Essa é uma boa pergunta. Em primeiro lugar, o diretor de fotografia é o operador de câmara – por vezes, o único. Por outras palavras, estás a segurar uma câmara na tua mão e estás a fazer a filmagem das cenas de uma forma pessoal. Às vezes, num filme maior, és como um chefe de departamento e podes ter duas, ou três, ou quatro, ou mesmo cinco equipas de filmagem diferentes a trabalhar. Isso é estritamente o que o trabalho é: fazer as filmagens físicas, o vídeo do projeto. Onde acaba o realizador e começa o diretor de fotografia? Essa linha é muito fluída. Num extremo, há realizadores que se preocupam essencialmente com a representação, com a narrativa e com as palavras precisas do guião. E esses realizadores vão-te dizer: “ok, eu não sei muito sobre fotografia, só quero que o filme fique com um aspeto bonito; esse é o teu departamento, eu vou tratar da atuação, certificar-me que eles dizem as palavras certas e que eu fico feliz com o resultado final; o teu trabalho é fazer com que fique bom visualmente”. Eu idealizo os planos, tudo. No outro extremo, trabalhas com um realizador que é muito visual e que pode, mesmo antes de fazeres parte do projeto, já ter construído um storyboard completo, um booklet inteiro de material visual, referências de como quer que o aspeto do filme seja. Portanto, é uma divisão bastante fluída.

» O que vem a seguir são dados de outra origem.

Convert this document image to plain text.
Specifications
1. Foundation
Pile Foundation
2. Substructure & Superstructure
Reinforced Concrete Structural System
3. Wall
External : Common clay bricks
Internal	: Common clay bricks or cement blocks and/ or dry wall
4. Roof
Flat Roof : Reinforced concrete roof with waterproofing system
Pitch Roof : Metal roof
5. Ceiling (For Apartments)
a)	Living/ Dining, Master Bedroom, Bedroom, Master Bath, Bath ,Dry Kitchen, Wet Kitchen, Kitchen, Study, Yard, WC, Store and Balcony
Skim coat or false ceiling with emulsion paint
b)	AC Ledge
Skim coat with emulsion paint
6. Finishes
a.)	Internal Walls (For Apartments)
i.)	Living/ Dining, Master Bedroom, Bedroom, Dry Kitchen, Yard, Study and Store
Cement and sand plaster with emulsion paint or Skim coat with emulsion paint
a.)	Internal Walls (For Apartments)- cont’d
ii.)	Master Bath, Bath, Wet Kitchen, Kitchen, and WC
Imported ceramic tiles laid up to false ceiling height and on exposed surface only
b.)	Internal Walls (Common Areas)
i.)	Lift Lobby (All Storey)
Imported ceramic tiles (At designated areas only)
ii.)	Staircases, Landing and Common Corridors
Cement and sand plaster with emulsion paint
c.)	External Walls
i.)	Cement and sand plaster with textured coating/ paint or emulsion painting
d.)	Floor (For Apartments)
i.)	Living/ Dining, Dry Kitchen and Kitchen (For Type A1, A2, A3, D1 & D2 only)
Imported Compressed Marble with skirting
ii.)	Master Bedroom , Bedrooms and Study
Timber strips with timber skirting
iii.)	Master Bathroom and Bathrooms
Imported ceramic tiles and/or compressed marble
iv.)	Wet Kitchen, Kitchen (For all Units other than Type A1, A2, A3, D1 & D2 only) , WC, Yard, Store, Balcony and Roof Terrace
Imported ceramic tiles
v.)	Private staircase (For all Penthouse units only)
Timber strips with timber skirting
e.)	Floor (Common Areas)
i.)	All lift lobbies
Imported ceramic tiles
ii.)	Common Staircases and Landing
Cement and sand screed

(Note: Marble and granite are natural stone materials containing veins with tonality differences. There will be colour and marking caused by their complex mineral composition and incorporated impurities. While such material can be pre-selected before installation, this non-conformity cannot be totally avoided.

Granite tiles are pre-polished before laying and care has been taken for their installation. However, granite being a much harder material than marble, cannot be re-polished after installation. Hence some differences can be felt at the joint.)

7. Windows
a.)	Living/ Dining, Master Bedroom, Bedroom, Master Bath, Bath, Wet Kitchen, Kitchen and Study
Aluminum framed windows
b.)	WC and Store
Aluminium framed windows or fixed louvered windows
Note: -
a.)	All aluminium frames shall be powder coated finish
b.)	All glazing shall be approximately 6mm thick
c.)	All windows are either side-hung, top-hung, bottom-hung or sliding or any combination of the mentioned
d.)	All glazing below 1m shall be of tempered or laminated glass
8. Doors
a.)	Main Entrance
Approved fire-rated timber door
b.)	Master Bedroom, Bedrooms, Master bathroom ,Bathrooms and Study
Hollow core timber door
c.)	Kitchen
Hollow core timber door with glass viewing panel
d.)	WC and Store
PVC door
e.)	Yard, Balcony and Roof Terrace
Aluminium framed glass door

Já trabalhaste, naturalmente, com realizadores com estilos diferentes entre si. Como equilibras esses relacionamentos?
Quer dizer, quando começo um projeto novo, essa é a primeira coisa que tenho que descobrir: quanto ou quão pouco esta pessoa quer que eu faça, que presença posso ter. Mesmo que seja alguém muito visual, em alguns aspetos, isso contribui para uma colaboração melhor, porque podemos falar na mesma linguagem visual e, então, acho que o filme que daí resulta pode ser muito melhor.
Tens uma filosofia específica relativamente ao processo da fotografia, ou vai mudando consoante o filme?
Vai mudando, de facto. Eu sempre me referi ao meu estilo nos primeiros tempos como sendo enhanced reality, que é ligeiramente diferente do magical realism, mas mais ou menos dentro das mesmas linhas. Por outras palavras, começa-se por pensar no que o mundo, o local ou o cenário tem para oferecer e, a partir daí, vai-se melhorando e aprimorando. Sim, enhanced reality? Acho que isso ainda se mantém.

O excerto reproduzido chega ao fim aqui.